36. Kamu, Gila!

8.1K 341 7
                                    

36. Kamu, Gila!

-------

"Mas, aku mau pulang!"

Rengek Caca yang begitu Ammar rindukan. Sudah beberapa hari ini dia tidak melihat Caca yang dulu selalu merengek, manja dan menempel padanya. Dia berubah seolah menghindar. Enggan menatap. Enggan berurusan terlalu lama dengannya bahkan untuk urusan membersihkan diri dan keperluan pribadinya. Bahkan Caca memilih makan sendiri tanpa dibantu.
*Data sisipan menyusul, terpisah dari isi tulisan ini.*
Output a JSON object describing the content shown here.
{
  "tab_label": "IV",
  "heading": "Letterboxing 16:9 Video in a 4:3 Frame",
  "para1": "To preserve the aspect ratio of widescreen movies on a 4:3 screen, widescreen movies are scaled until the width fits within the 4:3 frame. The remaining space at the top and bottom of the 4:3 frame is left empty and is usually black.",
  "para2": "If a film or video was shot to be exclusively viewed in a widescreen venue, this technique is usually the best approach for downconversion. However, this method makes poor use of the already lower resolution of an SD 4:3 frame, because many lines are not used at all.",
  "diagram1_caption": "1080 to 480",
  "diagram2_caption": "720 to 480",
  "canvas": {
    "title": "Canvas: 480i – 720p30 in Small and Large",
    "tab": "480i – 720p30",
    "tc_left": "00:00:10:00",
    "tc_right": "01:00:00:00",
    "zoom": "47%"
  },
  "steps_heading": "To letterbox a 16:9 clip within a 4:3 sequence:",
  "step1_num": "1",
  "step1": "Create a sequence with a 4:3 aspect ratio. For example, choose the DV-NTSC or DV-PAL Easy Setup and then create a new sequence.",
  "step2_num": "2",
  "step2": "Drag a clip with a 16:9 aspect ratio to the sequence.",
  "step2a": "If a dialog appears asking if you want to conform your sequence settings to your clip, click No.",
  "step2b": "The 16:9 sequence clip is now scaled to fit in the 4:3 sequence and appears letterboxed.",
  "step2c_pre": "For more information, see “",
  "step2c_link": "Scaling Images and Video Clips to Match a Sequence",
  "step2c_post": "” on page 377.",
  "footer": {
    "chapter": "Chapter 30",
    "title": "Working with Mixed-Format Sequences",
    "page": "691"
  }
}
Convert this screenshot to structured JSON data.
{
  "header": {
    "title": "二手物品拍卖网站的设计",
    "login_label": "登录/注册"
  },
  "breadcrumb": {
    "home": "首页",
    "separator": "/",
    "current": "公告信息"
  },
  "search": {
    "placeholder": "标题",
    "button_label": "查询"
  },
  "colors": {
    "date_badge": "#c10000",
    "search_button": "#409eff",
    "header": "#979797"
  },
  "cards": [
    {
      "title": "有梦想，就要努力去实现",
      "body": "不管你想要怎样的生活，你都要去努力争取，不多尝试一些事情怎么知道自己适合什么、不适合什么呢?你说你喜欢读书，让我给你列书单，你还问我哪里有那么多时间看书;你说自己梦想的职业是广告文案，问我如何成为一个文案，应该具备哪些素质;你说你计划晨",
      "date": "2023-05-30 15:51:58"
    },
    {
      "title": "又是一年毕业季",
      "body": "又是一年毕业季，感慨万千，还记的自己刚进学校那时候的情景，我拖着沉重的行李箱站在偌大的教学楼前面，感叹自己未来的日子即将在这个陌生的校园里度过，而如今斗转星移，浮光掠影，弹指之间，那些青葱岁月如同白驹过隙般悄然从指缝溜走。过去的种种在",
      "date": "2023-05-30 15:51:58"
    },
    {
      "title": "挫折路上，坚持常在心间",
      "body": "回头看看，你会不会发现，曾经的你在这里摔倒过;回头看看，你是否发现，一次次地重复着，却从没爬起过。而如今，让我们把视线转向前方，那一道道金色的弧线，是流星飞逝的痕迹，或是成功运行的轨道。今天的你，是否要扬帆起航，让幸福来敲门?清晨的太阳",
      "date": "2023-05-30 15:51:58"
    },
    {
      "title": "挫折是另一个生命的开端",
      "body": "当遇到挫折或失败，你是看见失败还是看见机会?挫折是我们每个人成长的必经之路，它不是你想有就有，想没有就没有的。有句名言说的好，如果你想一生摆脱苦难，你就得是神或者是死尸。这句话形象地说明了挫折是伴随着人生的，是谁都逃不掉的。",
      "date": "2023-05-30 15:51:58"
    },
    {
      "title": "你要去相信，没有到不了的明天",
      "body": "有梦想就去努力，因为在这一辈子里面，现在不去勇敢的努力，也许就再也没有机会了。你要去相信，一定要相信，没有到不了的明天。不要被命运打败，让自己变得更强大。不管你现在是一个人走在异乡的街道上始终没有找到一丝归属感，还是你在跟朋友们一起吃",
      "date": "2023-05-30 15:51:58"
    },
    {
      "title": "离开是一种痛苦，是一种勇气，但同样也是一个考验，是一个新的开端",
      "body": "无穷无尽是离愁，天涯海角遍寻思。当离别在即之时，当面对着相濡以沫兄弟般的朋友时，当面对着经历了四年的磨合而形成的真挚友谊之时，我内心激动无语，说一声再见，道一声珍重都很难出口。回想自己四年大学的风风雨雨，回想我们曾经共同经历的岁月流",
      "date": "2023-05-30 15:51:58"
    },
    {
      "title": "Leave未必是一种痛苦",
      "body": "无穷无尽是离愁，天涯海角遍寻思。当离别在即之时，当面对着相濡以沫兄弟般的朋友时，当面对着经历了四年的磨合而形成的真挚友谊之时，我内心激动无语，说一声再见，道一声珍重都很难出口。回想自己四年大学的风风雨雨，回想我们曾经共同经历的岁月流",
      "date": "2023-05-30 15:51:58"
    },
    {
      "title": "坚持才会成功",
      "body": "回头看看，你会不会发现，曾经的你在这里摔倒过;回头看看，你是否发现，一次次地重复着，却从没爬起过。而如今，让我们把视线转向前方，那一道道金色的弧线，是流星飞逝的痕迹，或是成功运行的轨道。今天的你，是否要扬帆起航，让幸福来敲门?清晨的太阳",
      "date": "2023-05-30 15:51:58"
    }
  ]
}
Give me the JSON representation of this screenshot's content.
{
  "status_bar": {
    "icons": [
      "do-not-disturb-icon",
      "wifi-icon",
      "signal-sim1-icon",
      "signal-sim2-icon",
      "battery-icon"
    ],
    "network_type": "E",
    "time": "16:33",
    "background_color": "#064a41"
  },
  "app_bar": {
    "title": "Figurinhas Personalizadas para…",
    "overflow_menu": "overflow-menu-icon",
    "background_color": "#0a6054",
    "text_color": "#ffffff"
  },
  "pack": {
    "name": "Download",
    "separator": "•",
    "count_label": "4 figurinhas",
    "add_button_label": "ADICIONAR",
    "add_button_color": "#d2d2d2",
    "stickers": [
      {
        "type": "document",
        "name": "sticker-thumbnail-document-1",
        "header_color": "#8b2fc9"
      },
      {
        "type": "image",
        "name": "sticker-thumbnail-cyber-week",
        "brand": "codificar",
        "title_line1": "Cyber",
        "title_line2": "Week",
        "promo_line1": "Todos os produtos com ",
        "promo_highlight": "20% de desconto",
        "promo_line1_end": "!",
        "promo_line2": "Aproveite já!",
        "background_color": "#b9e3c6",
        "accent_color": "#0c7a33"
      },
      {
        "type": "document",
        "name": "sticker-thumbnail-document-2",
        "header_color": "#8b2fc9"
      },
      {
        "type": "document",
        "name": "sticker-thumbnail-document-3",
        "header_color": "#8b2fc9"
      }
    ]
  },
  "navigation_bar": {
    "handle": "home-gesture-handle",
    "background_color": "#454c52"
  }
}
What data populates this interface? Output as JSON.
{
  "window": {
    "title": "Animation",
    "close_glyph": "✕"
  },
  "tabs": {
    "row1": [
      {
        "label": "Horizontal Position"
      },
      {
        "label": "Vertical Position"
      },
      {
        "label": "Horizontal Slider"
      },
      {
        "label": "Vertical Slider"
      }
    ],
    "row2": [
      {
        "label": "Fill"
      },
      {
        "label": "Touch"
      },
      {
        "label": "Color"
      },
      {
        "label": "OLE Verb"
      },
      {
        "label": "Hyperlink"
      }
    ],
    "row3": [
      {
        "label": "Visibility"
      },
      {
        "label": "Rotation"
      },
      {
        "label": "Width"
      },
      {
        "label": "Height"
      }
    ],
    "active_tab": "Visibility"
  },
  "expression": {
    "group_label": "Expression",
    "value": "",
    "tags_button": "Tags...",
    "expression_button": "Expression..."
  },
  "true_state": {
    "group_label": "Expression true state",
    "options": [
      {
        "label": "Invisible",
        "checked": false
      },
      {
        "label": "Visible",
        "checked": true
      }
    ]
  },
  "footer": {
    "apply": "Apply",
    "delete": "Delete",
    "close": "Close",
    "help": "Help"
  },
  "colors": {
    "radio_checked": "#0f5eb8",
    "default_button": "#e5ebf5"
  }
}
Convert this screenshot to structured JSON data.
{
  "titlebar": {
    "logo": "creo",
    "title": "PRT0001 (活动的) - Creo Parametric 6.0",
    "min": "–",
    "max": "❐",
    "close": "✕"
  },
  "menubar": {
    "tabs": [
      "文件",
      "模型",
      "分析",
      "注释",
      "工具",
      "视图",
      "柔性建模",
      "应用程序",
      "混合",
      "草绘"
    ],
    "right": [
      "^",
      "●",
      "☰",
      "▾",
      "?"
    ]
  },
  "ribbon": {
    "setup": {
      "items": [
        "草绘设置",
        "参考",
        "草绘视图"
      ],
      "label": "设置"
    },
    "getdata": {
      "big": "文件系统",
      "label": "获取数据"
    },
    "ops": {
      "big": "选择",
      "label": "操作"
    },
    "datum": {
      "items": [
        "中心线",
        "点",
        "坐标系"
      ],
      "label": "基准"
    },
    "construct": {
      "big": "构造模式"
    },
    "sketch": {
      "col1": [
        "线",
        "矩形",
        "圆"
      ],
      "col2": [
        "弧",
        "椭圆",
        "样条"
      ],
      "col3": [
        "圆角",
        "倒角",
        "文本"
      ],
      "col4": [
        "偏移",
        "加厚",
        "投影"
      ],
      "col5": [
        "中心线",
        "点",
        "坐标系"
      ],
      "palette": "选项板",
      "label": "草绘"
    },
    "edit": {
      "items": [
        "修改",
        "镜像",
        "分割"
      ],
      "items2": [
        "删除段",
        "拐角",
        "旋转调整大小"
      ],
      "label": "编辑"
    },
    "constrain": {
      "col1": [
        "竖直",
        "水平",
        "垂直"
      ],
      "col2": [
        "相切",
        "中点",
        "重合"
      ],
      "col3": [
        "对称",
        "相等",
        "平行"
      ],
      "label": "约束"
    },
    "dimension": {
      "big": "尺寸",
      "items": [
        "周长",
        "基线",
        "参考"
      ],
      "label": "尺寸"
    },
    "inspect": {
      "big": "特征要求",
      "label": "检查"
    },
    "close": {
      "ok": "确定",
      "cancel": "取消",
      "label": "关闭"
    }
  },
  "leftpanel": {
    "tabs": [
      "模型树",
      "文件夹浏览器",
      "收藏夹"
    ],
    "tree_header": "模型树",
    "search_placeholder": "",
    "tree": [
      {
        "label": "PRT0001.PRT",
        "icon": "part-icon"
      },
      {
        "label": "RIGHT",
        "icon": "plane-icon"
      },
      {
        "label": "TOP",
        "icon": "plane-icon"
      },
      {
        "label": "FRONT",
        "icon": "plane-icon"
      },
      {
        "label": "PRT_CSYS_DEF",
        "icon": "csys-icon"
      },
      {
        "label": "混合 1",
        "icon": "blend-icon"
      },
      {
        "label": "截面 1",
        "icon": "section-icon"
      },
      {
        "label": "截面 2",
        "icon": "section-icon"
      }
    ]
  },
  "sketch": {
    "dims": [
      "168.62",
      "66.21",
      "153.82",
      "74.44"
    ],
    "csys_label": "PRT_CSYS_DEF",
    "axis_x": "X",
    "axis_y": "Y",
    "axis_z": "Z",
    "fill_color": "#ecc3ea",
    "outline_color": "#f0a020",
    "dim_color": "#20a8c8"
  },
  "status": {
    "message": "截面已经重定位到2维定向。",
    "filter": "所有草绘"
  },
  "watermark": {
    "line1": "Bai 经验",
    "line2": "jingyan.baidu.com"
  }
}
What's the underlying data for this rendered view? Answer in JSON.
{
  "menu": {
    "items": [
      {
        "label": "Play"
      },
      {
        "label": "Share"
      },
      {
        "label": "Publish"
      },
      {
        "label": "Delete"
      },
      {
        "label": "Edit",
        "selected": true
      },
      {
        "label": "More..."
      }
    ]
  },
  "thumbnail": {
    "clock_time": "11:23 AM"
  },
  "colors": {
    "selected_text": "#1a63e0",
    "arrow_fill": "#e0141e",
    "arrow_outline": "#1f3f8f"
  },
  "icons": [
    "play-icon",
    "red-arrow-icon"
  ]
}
Ammar tidak bisa bersikap karena dia tahu dia sudah melakukan kesalahan. Ammar hanya menatap dari kursi yang berada di ujung dinding ruangan dekat dengan kaca yang berhadapan dengan bed nya, tengah melahap bubur sup yang masih hangat dengan segelas air putih yang terhidang yang sengaja dihidangkan di meja yang tersedia di  bed nya.

"Nanti aku tanya dokter dulu, ya."

"Aku mau pulang siang ini!" Caca mulai keras kepalanya.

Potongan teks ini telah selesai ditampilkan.